Workers began dismantling barriers around residential areas earlier in the week. (Reuters: Aly Song)
A marked city
For two months, many residents of the country’s largest financial and economic center struggled to get enough food or medical care.
Families separated and hundreds of thousands were forced into centralized quarantine facilities.
In the factories and offices that remained open, including those of Shanghai government officials, workers lived on the site in “closed cycles”, approached in makeshift beds, and many of them can only return home now.
The sidewalks were raised for about 22.5 million people in low-risk areas.
Residents still have to wear masks in public and avoid meetings. Food in the restaurant is still prohibited. Stores can operate at 75% capacity. The gyms will reopen later.
Residents will have to take tests every 72 hours to catch public transportation and enter public places, announcing what could become a “new normal” in many Chinese cities.
Those who test positive and their close contacts face onerous quarantines.
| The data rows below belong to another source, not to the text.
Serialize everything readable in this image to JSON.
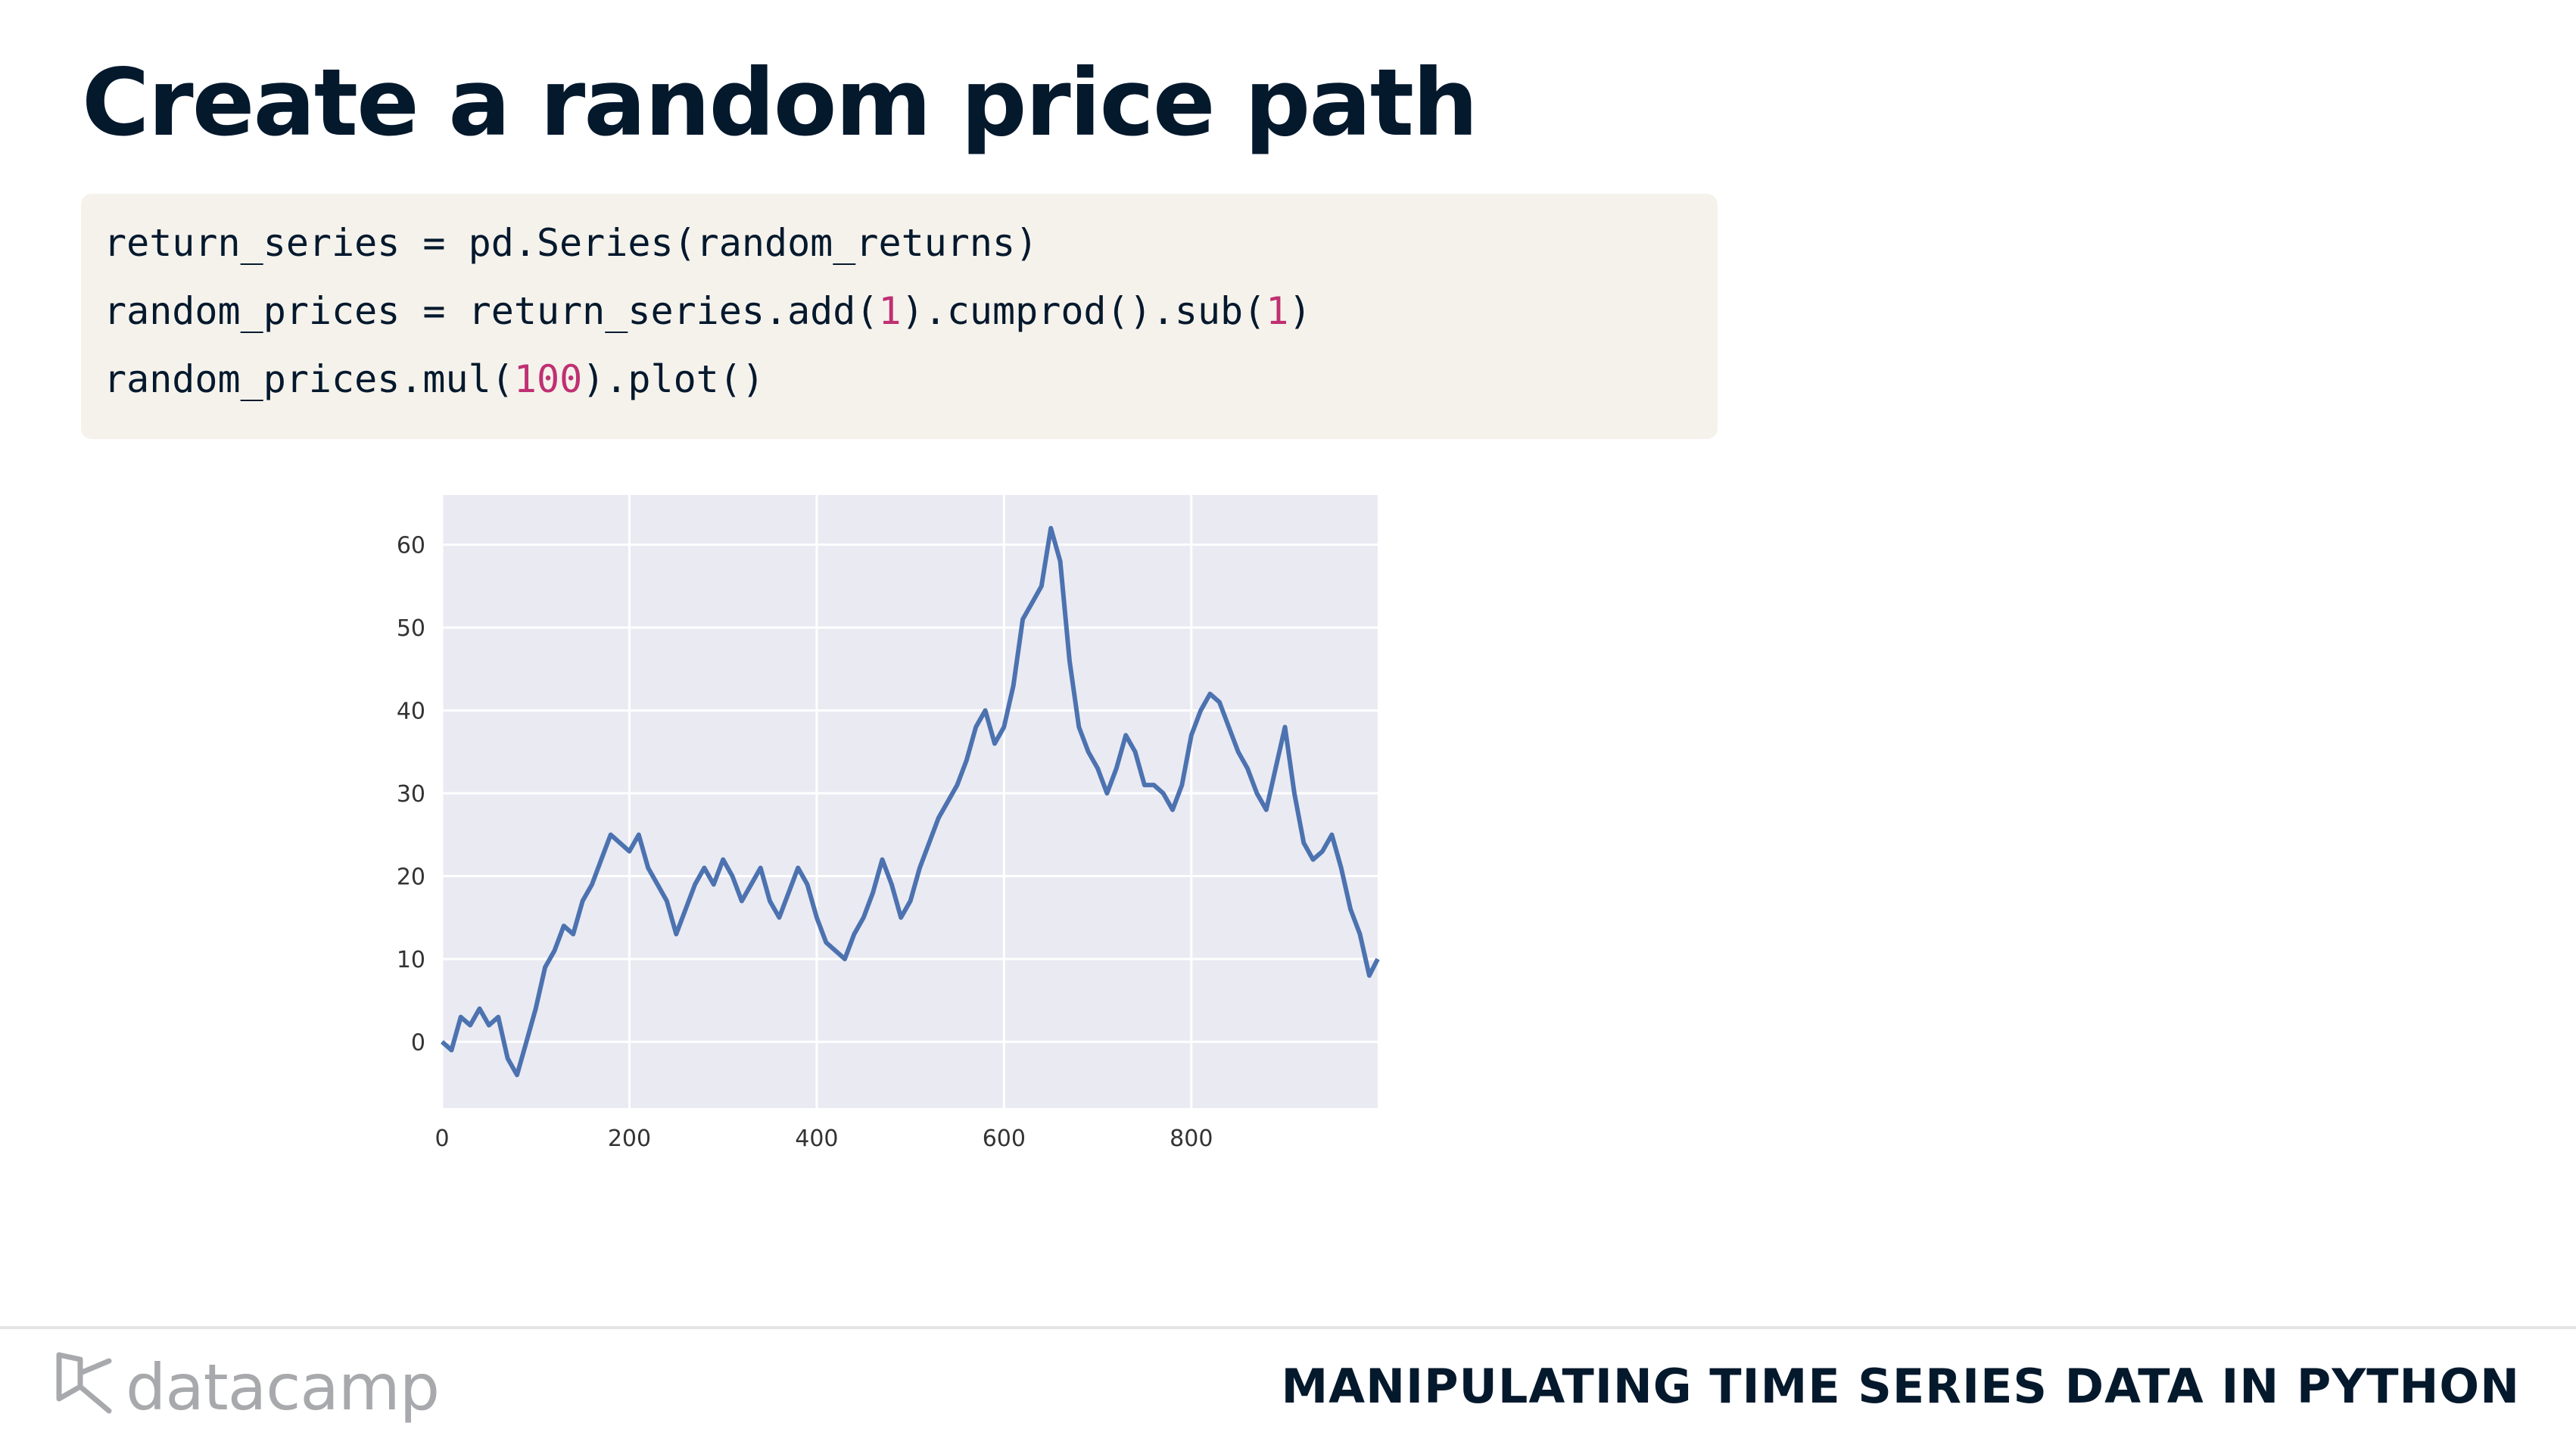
{
  "slide": {
    "title": "Create a random price path",
    "code": [
      [
        {
          "t": "return_series = pd.Series(random_returns)"
        }
      ],
      [
        {
          "t": "random_prices = return_series.add("
        },
        {
          "t": "1",
          "n": true
        },
        {
          "t": ").cumprod().sub("
        },
        {
          "t": "1",
          "n": true
        },
        {
          "t": ")"
        }
      ],
      [
        {
          "t": "random_prices.mul("
        },
        {
          "t": "100",
          "n": true
        },
        {
          "t": ").plot()"
        }
      ]
    ]
  },
  "footer": {
    "brand": "datacamp",
    "course": "MANIPULATING TIME SERIES DATA IN PYTHON"
  },
  "colors": {
    "title": "#05192d",
    "code_bg": "#f5f2ec",
    "code_number": "#bf3072",
    "plot_bg": "#eaeaf2",
    "line": "#4c72b0",
    "brand": "#a7a9ac"
  },
  "chart_data": {
    "type": "line",
    "title": "",
    "xlabel": "",
    "ylabel": "",
    "xlim": [
      0,
      999
    ],
    "ylim": [
      -8,
      66
    ],
    "xticks": [
      0,
      200,
      400,
      600,
      800
    ],
    "yticks": [
      0,
      10,
      20,
      30,
      40,
      50,
      60
    ],
    "grid": true,
    "legend": "none",
    "series": [
      {
        "points": [
          [
            0,
            0
          ],
          [
            10,
            -1
          ],
          [
            20,
            3
          ],
          [
            30,
            2
          ],
          [
            40,
            4
          ],
          [
            50,
            2
          ],
          [
            60,
            3
          ],
          [
            70,
            -2
          ],
          [
            80,
            -4
          ],
          [
            90,
            0
          ],
          [
            100,
            4
          ],
          [
            110,
            9
          ],
          [
            120,
            11
          ],
          [
            130,
            14
          ],
          [
            140,
            13
          ],
          [
            150,
            17
          ],
          [
            160,
            19
          ],
          [
            170,
            22
          ],
          [
            180,
            25
          ],
          [
            190,
            24
          ],
          [
            200,
            23
          ],
          [
            210,
            25
          ],
          [
            220,
            21
          ],
          [
            230,
            19
          ],
          [
            240,
            17
          ],
          [
            250,
            13
          ],
          [
            260,
            16
          ],
          [
            270,
            19
          ],
          [
            280,
            21
          ],
          [
            290,
            19
          ],
          [
            300,
            22
          ],
          [
            310,
            20
          ],
          [
            320,
            17
          ],
          [
            330,
            19
          ],
          [
            340,
            21
          ],
          [
            350,
            17
          ],
          [
            360,
            15
          ],
          [
            370,
            18
          ],
          [
            380,
            21
          ],
          [
            390,
            19
          ],
          [
            400,
            15
          ],
          [
            410,
            12
          ],
          [
            420,
            11
          ],
          [
            430,
            10
          ],
          [
            440,
            13
          ],
          [
            450,
            15
          ],
          [
            460,
            18
          ],
          [
            470,
            22
          ],
          [
            480,
            19
          ],
          [
            490,
            15
          ],
          [
            500,
            17
          ],
          [
            510,
            21
          ],
          [
            520,
            24
          ],
          [
            530,
            27
          ],
          [
            540,
            29
          ],
          [
            550,
            31
          ],
          [
            560,
            34
          ],
          [
            570,
            38
          ],
          [
            580,
            40
          ],
          [
            590,
            36
          ],
          [
            600,
            38
          ],
          [
            610,
            43
          ],
          [
            620,
            51
          ],
          [
            630,
            53
          ],
          [
            640,
            55
          ],
          [
            650,
            62
          ],
          [
            660,
            58
          ],
          [
            670,
            46
          ],
          [
            680,
            38
          ],
          [
            690,
            35
          ],
          [
            700,
            33
          ],
          [
            710,
            30
          ],
          [
            720,
            33
          ],
          [
            730,
            37
          ],
          [
            740,
            35
          ],
          [
            750,
            31
          ],
          [
            760,
            31
          ],
          [
            770,
            30
          ],
          [
            780,
            28
          ],
          [
            790,
            31
          ],
          [
            800,
            37
          ],
          [
            810,
            40
          ],
          [
            820,
            42
          ],
          [
            830,
            41
          ],
          [
            840,
            38
          ],
          [
            850,
            35
          ],
          [
            860,
            33
          ],
          [
            870,
            30
          ],
          [
            880,
            28
          ],
          [
            890,
            33
          ],
          [
            900,
            38
          ],
          [
            910,
            30
          ],
          [
            920,
            24
          ],
          [
            930,
            22
          ],
          [
            940,
            23
          ],
          [
            950,
            25
          ],
          [
            960,
            21
          ],
          [
            970,
            16
          ],
          [
            980,
            13
          ],
          [
            990,
            8
          ],
          [
            999,
            10
          ]
        ]
      }
    ]
  }
}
Residents who want to take public transportation or enter public buildings will still have to be tested regularly. (Reuters: Aly Song)
During the confinement, Shanghai residents staged rare protests, knocking pots and pans from the windows and dodging censors to vent on China’s heavily controlled social networks.
Frustrations stemmed from confinement itself, as well as harsh and often uneven application and unclear communication.
“The Shanghai government must apologize publicly for the understanding and support of the people of Shanghai and repair the damaged relationship between the government and the people,” said Qu Weiguo, a professor at the Foreign Language School of Shanghai. Fudan University. on WeChat.
On Tuesday, the city’s largest quarantine facility, a 50,000-bed section of the National Exhibition and Convention Center, registered the last two of the 174,308 positive COVID cases that had been housed there. It was declared closed.